Comments by PJ Keating on the announced agreement between the United States, Britain and Australia - 16 September 2021
Comments by PJ Keating on the announced agreement between the United States, Britain and Australia
The announced agreement between the United States, Britain and Australia for Australia to move to a fleet of US supplied nuclear submarines, will amount to a lock-in of Australian military equipment and thereby forces, with those of the United States with only one underlying objective: the ability to act collectively in any military engagement by the United States against China.

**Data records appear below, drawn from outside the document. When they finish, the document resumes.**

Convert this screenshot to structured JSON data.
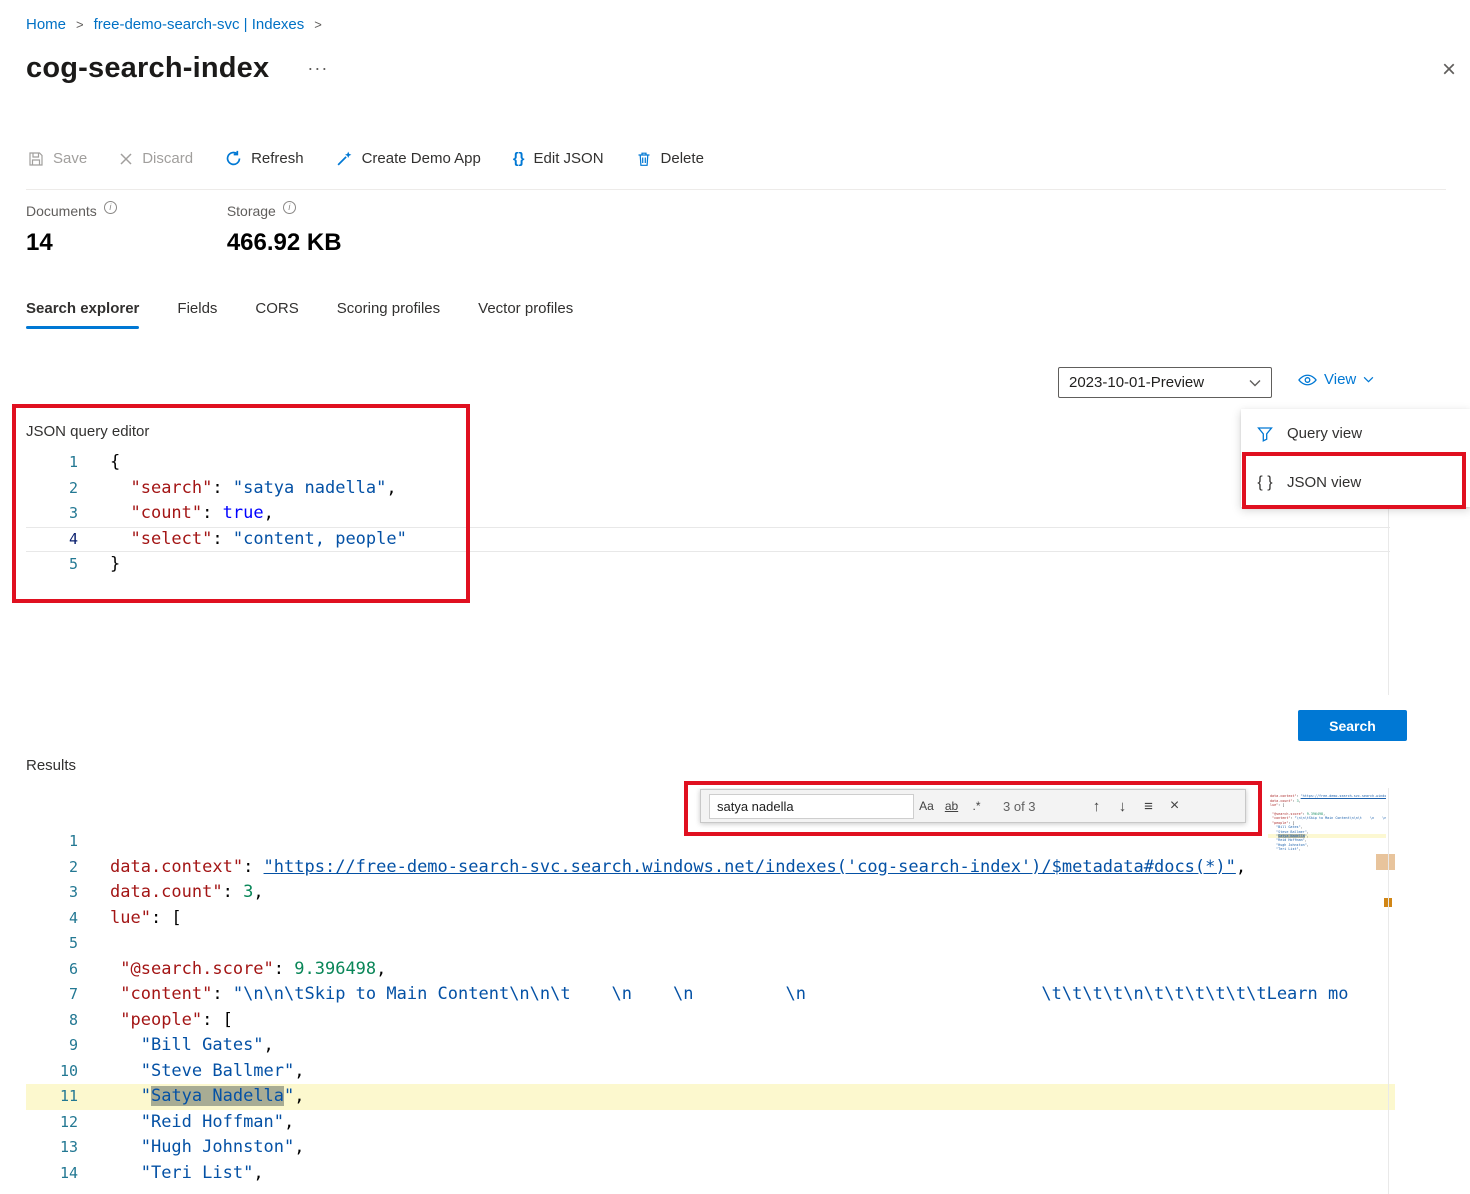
{
  "colors": {
    "accent": "#0078d4",
    "annotation": "#e01020",
    "match_highlight": "#a8ac94",
    "match_line": "#fcf8ce"
  },
  "breadcrumb": {
    "items": [
      "Home",
      "free-demo-search-svc | Indexes"
    ],
    "separator": ">"
  },
  "header": {
    "title": "cog-search-index",
    "more": "···",
    "close": "×"
  },
  "toolbar": [
    {
      "label": "Save",
      "disabled": true
    },
    {
      "label": "Discard",
      "disabled": true
    },
    {
      "label": "Refresh",
      "disabled": false
    },
    {
      "label": "Create Demo App",
      "disabled": false
    },
    {
      "label": "Edit JSON",
      "disabled": false,
      "glyph": "{}"
    },
    {
      "label": "Delete",
      "disabled": false
    }
  ],
  "stats": [
    {
      "label": "Documents",
      "value": "14",
      "info": "i"
    },
    {
      "label": "Storage",
      "value": "466.92 KB",
      "info": "i"
    }
  ],
  "tabs": [
    {
      "label": "Search explorer",
      "active": true
    },
    {
      "label": "Fields",
      "active": false
    },
    {
      "label": "CORS",
      "active": false
    },
    {
      "label": "Scoring profiles",
      "active": false
    },
    {
      "label": "Vector profiles",
      "active": false
    }
  ],
  "query_controls": {
    "api_version": "2023-10-01-Preview",
    "view_label": "View"
  },
  "view_menu": [
    {
      "label": "Query view"
    },
    {
      "label": "JSON view",
      "glyph": "{ }"
    }
  ],
  "query_editor": {
    "label": "JSON query editor",
    "lines": [
      {
        "n": 1,
        "s": [
          [
            "p",
            "{"
          ]
        ]
      },
      {
        "n": 2,
        "s": [
          [
            "p",
            "  "
          ],
          [
            "k",
            "\"search\""
          ],
          [
            "p",
            ": "
          ],
          [
            "s",
            "\"satya nadella\""
          ],
          [
            "p",
            ","
          ]
        ]
      },
      {
        "n": 3,
        "s": [
          [
            "p",
            "  "
          ],
          [
            "k",
            "\"count\""
          ],
          [
            "p",
            ": "
          ],
          [
            "b",
            "true"
          ],
          [
            "p",
            ","
          ]
        ]
      },
      {
        "n": 4,
        "c": "current",
        "s": [
          [
            "p",
            "  "
          ],
          [
            "k",
            "\"select\""
          ],
          [
            "p",
            ": "
          ],
          [
            "s",
            "\"content, people\""
          ]
        ]
      },
      {
        "n": 5,
        "s": [
          [
            "p",
            "}"
          ]
        ]
      }
    ]
  },
  "search_button": {
    "label": "Search"
  },
  "results": {
    "label": "Results"
  },
  "find_widget": {
    "value": "satya nadella",
    "match_case": "Aa",
    "whole_word": "ab",
    "regex": ".*",
    "count": "3 of 3",
    "prev": "↑",
    "next": "↓",
    "selection": "≡",
    "close": "×"
  },
  "results_editor": {
    "lines": [
      {
        "n": 1,
        "s": []
      },
      {
        "n": 2,
        "s": [
          [
            "k",
            "data.context\""
          ],
          [
            "p",
            ": "
          ],
          [
            "l",
            "\"https://free-demo-search-svc.search.windows.net/indexes('cog-search-index')/$metadata#docs(*)\""
          ],
          [
            "p",
            ","
          ]
        ]
      },
      {
        "n": 3,
        "s": [
          [
            "k",
            "data.count\""
          ],
          [
            "p",
            ": "
          ],
          [
            "n2",
            "3"
          ],
          [
            "p",
            ","
          ]
        ]
      },
      {
        "n": 4,
        "s": [
          [
            "k",
            "lue\""
          ],
          [
            "p",
            ": ["
          ]
        ]
      },
      {
        "n": 5,
        "s": []
      },
      {
        "n": 6,
        "s": [
          [
            "p",
            " "
          ],
          [
            "k",
            "\"@search.score\""
          ],
          [
            "p",
            ": "
          ],
          [
            "n2",
            "9.396498"
          ],
          [
            "p",
            ","
          ]
        ]
      },
      {
        "n": 7,
        "s": [
          [
            "p",
            " "
          ],
          [
            "k",
            "\"content\""
          ],
          [
            "p",
            ": "
          ],
          [
            "s",
            "\"\\n\\n\\tSkip to Main Content\\n\\n\\t    \\n    \\n         \\n                       \\t\\t\\t\\t\\n\\t\\t\\t\\t\\t\\tLearn mo"
          ]
        ]
      },
      {
        "n": 8,
        "s": [
          [
            "p",
            " "
          ],
          [
            "k",
            "\"people\""
          ],
          [
            "p",
            ": ["
          ]
        ]
      },
      {
        "n": 9,
        "s": [
          [
            "p",
            "   "
          ],
          [
            "s",
            "\"Bill Gates\""
          ],
          [
            "p",
            ","
          ]
        ]
      },
      {
        "n": 10,
        "s": [
          [
            "p",
            "   "
          ],
          [
            "s",
            "\"Steve Ballmer\""
          ],
          [
            "p",
            ","
          ]
        ]
      },
      {
        "n": 11,
        "c": "match-line",
        "s": [
          [
            "p",
            "   "
          ],
          [
            "s",
            "\""
          ],
          [
            "s match",
            "Satya Nadella"
          ],
          [
            "s",
            "\""
          ],
          [
            "p",
            ","
          ]
        ]
      },
      {
        "n": 12,
        "s": [
          [
            "p",
            "   "
          ],
          [
            "s",
            "\"Reid Hoffman\""
          ],
          [
            "p",
            ","
          ]
        ]
      },
      {
        "n": 13,
        "s": [
          [
            "p",
            "   "
          ],
          [
            "s",
            "\"Hugh Johnston\""
          ],
          [
            "p",
            ","
          ]
        ]
      },
      {
        "n": 14,
        "s": [
          [
            "p",
            "   "
          ],
          [
            "s",
            "\"Teri List\""
          ],
          [
            "p",
            ","
          ]
        ]
      }
    ]
  }
}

This arrangement would witness a further dramatic loss of Australian sovereignty, as materiel dependency on the United States robbed Australia of any freedom or choice in any engagement Australia may deem appropriate.

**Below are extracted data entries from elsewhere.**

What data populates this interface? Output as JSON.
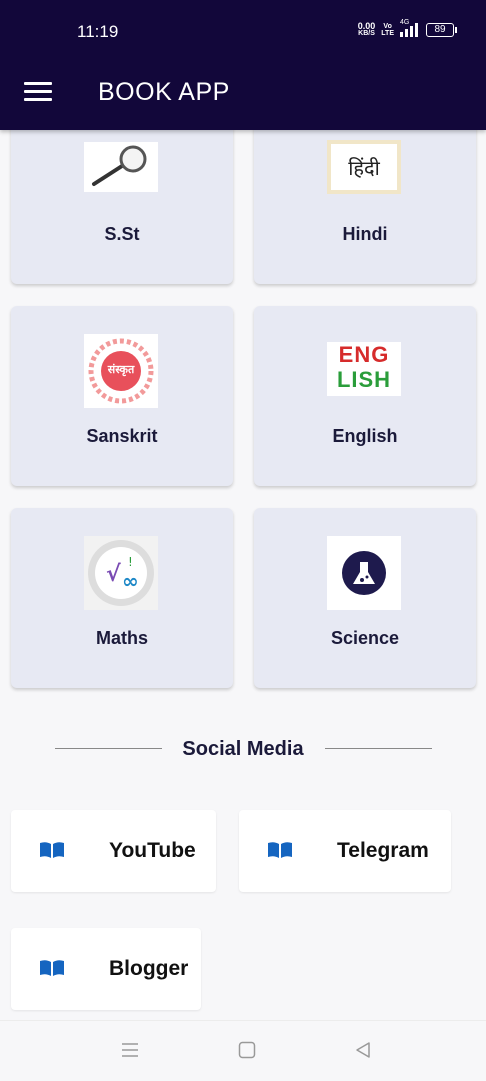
{
  "status": {
    "time": "11:19",
    "speed": "0.00",
    "speed_unit": "KB/S",
    "net_top": "Vo",
    "net_bottom": "LTE",
    "signal": "4G",
    "battery": "89"
  },
  "appbar": {
    "title": "BOOK APP",
    "menu_icon": "hamburger-menu-icon"
  },
  "subjects": [
    {
      "label": "S.St",
      "icon": "magnifier-icon"
    },
    {
      "label": "Hindi",
      "icon": "hindi-script-icon",
      "thumb_text": "हिंदी"
    },
    {
      "label": "Sanskrit",
      "icon": "sanskrit-emblem-icon",
      "thumb_text": "संस्कृत"
    },
    {
      "label": "English",
      "icon": "english-letters-icon",
      "thumb_line1": "ENG",
      "thumb_line2": "LISH"
    },
    {
      "label": "Maths",
      "icon": "maths-symbols-icon"
    },
    {
      "label": "Science",
      "icon": "science-flask-icon"
    }
  ],
  "social": {
    "title": "Social Media",
    "items": [
      {
        "label": "YouTube",
        "icon": "book-icon"
      },
      {
        "label": "Telegram",
        "icon": "book-icon"
      },
      {
        "label": "Blogger",
        "icon": "book-icon"
      }
    ]
  },
  "colors": {
    "appbar": "#12073a",
    "card": "#e7e9f3",
    "book_icon": "#1565c0",
    "text": "#1b1a3a"
  }
}
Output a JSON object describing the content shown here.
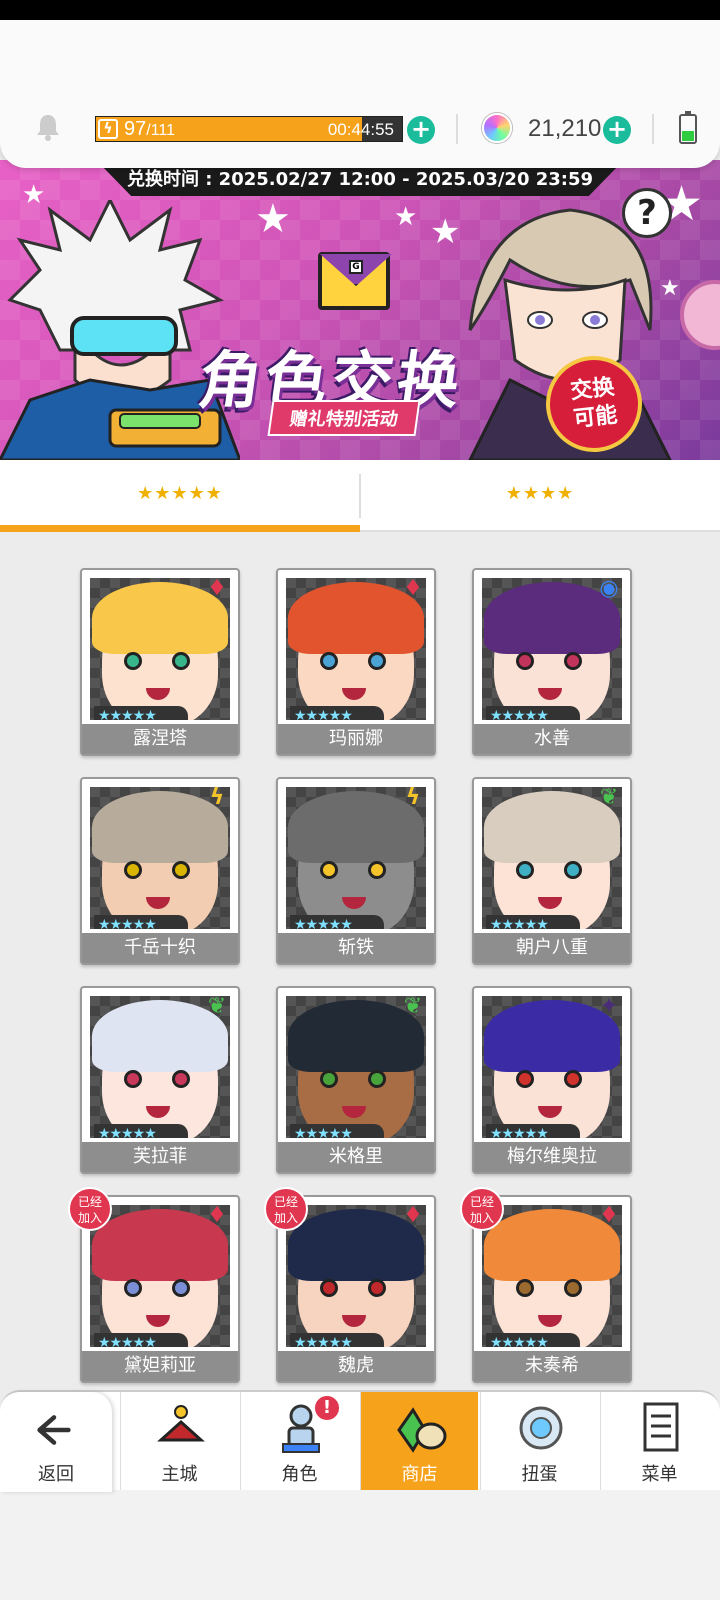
{
  "header": {
    "energy_current": "97",
    "energy_max": "/111",
    "energy_fraction": 0.87,
    "energy_timer": "00:44:55",
    "gems": "21,210"
  },
  "banner": {
    "exchange_time": "兑换时间 : 2025.02/27 12:00 - 2025.03/20 23:59",
    "title": "角色交换",
    "subtitle": "赠礼特别活动",
    "badge": "交换\n可能",
    "help": "?"
  },
  "tabs": [
    {
      "label": "★★★★★",
      "active": true
    },
    {
      "label": "★★★★",
      "active": false
    }
  ],
  "characters": [
    {
      "name": "露涅塔",
      "stars": "★★★★★",
      "element": "diamond-icon",
      "joined": false,
      "hair": "#f9c84a",
      "skin": "#fde3cf",
      "eye": "#39b58b"
    },
    {
      "name": "玛丽娜",
      "stars": "★★★★★",
      "element": "diamond-icon",
      "joined": false,
      "hair": "#e2542e",
      "skin": "#fbd8c2",
      "eye": "#4aa3d4"
    },
    {
      "name": "水善",
      "stars": "★★★★★",
      "element": "ring-icon",
      "joined": false,
      "hair": "#5b2c7e",
      "skin": "#fbe2d6",
      "eye": "#c3345c"
    },
    {
      "name": "千岳十织",
      "stars": "★★★★★",
      "element": "lightning-icon",
      "joined": false,
      "hair": "#b7ac9c",
      "skin": "#f2cdb1",
      "eye": "#d9b400"
    },
    {
      "name": "斩铁",
      "stars": "★★★★★",
      "element": "lightning-icon",
      "joined": false,
      "hair": "#6c6c6c",
      "skin": "#8d8d8d",
      "eye": "#f5c42a"
    },
    {
      "name": "朝户八重",
      "stars": "★★★★★",
      "element": "leaf-icon",
      "joined": false,
      "hair": "#d9cdbf",
      "skin": "#fde3d6",
      "eye": "#3fb0c4"
    },
    {
      "name": "芙拉菲",
      "stars": "★★★★★",
      "element": "leaf-icon",
      "joined": false,
      "hair": "#dfe4f3",
      "skin": "#fde6de",
      "eye": "#c7385a"
    },
    {
      "name": "米格里",
      "stars": "★★★★★",
      "element": "leaf-icon",
      "joined": false,
      "hair": "#222a35",
      "skin": "#a96d45",
      "eye": "#49a33b"
    },
    {
      "name": "梅尔维奥拉",
      "stars": "★★★★★",
      "element": "sparkle-icon",
      "joined": false,
      "hair": "#3b2ca6",
      "skin": "#fbe2d6",
      "eye": "#d0322c"
    },
    {
      "name": "黛妲莉亚",
      "stars": "★★★★★",
      "element": "diamond-icon",
      "joined": true,
      "hair": "#c8384f",
      "skin": "#fde3d6",
      "eye": "#7a8fd6"
    },
    {
      "name": "魏虎",
      "stars": "★★★★★",
      "element": "diamond-icon",
      "joined": true,
      "hair": "#1f2a4a",
      "skin": "#f6d4bf",
      "eye": "#c0282c"
    },
    {
      "name": "未奏希",
      "stars": "★★★★★",
      "element": "diamond-icon",
      "joined": true,
      "hair": "#f08a3a",
      "skin": "#fde3d6",
      "eye": "#9b6a2e"
    }
  ],
  "joined_label": "已经\n加入",
  "nav": {
    "back": "返回",
    "items": [
      {
        "label": "主城",
        "icon": "castle-icon",
        "active": false,
        "alert": false
      },
      {
        "label": "角色",
        "icon": "character-icon",
        "active": false,
        "alert": true
      },
      {
        "label": "商店",
        "icon": "shop-icon",
        "active": true,
        "alert": false
      },
      {
        "label": "扭蛋",
        "icon": "gacha-icon",
        "active": false,
        "alert": false
      },
      {
        "label": "菜单",
        "icon": "menu-icon",
        "active": false,
        "alert": false
      }
    ],
    "alert_mark": "!"
  },
  "colors": {
    "accent": "#f7a21b",
    "plus": "#1abc9c",
    "fire": "#e0364f",
    "lightning": "#f5c42a",
    "wood": "#49c24f",
    "water": "#3b82f6",
    "dark": "#4a2d7a"
  }
}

Australia has had great difficulty in running a bunch of Australian built conventional submarines – imagine the difficulty in moving to sophisticated nuclear submarines, their maintenance and operational complexity.

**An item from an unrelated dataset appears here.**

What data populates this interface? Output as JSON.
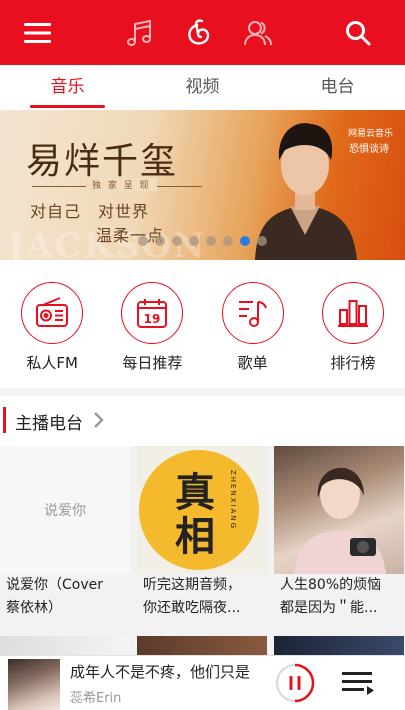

And all this at a time when United States reliability and resolution around its strategic commitments and military engagements are under question.
If the United States military with all its might could not beat a bunch of Taliban rebels with AK47 rifles in pickup trucks, what chance would it have in a full blown war against China, not only the biggest state in the world but the commander and occupant of the largest land mass in Asia?
When it comes to conflict, particularly among great powers, land beats water every time.
It has to be remembered that China is a continental power and the United States is a naval power. And that the United States supply chain to East Asia would broadly need to span the whole Pacific from its base in San Diego and other places along the American west coast. Australia, by the announced commitments, would find itself hostage to any such a gambit.
There is no doubt about the Liberals: 240 years after we departed from Britain, we are back there with Boris Johnson, trying to find our security in Asia through London. Such is the continual failure of the Liberal party to have any faith in Australia’s capacity, but more particularly, the rights to its own independence and freedom of action.
When the detail of these arrangements is more clear I will have more to say.